Beyond the ATS: Automating Job Fit Assessment with LLMs and Structured Outputs

A technical deep dive into extracting perfectly typed JSON data from unstructured HR text using OpenAI Structured Outputs, Zod, and Astro to flip the script on recruitment.

Beyond the ATS: Automating Job Fit Assessment with LLMs and Structured Outputs

Learning Note

This article documents my personal learning journey as a passionate autodidact. I am not a professional software developer or data scientist.

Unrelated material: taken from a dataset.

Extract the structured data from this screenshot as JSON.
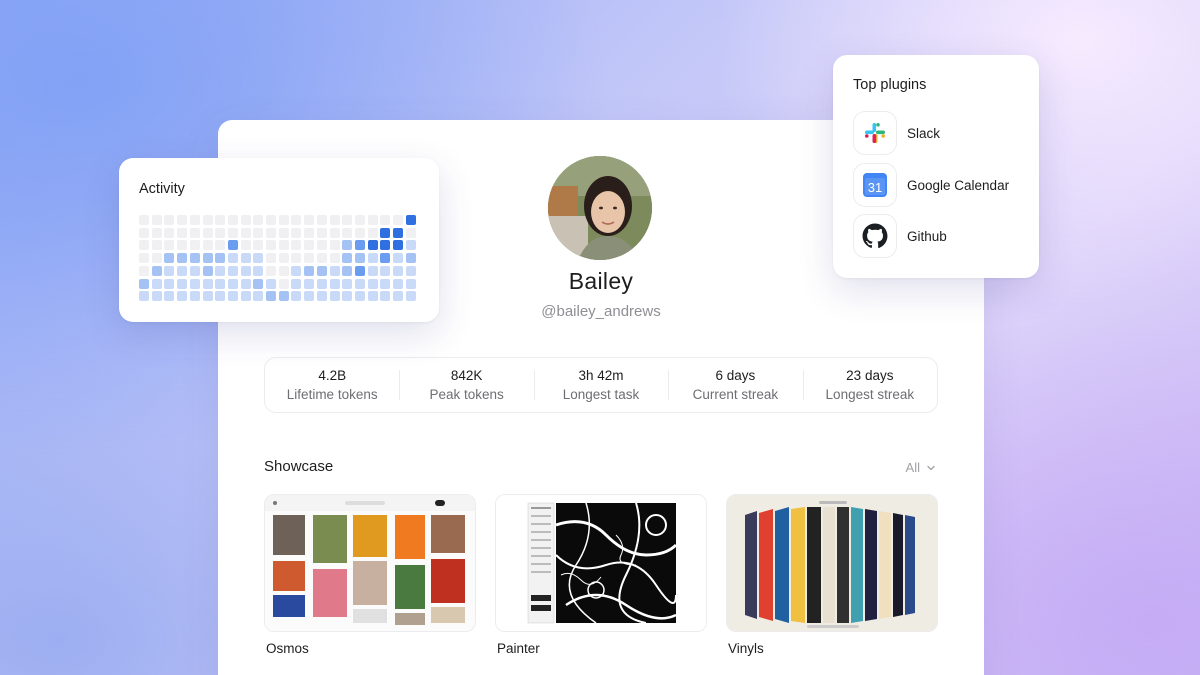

This content represents beginner/intermediate explorations, not professional advice.

Profession: Financial Accountant | Hobby: Technology Exploration through Online Courses & Hobby Projects

In this Article

Executive Summary

  • Context: Job fit assessment relies on comparing unstructured HR text (job descriptions) against candidate profiles—a process prone to hallucinations and inconsistent LLM outputs
  • Action: OpenAI’s Structured Outputs API with JSON Schema + Zod validation enforces schema adherence at the inference layer, eliminating post-processing retries
  • Result: 100% reliability in schema matching (vs. <40% with prompt-based JSON mode), eliminating validation failures and enabling predictable frontend integration

The Challenge: Unstructured HR Text Meets Type-Safe Frontends

Job descriptions arrive as unstructured prose: “3+ years React experience”, “strong communication skills”, “familiarity with cloud platforms”. Extracting discrete, machine-readable attributes—required_skills: string[], experience_years: number, seniority: enum—from this freeform text requires LLMs.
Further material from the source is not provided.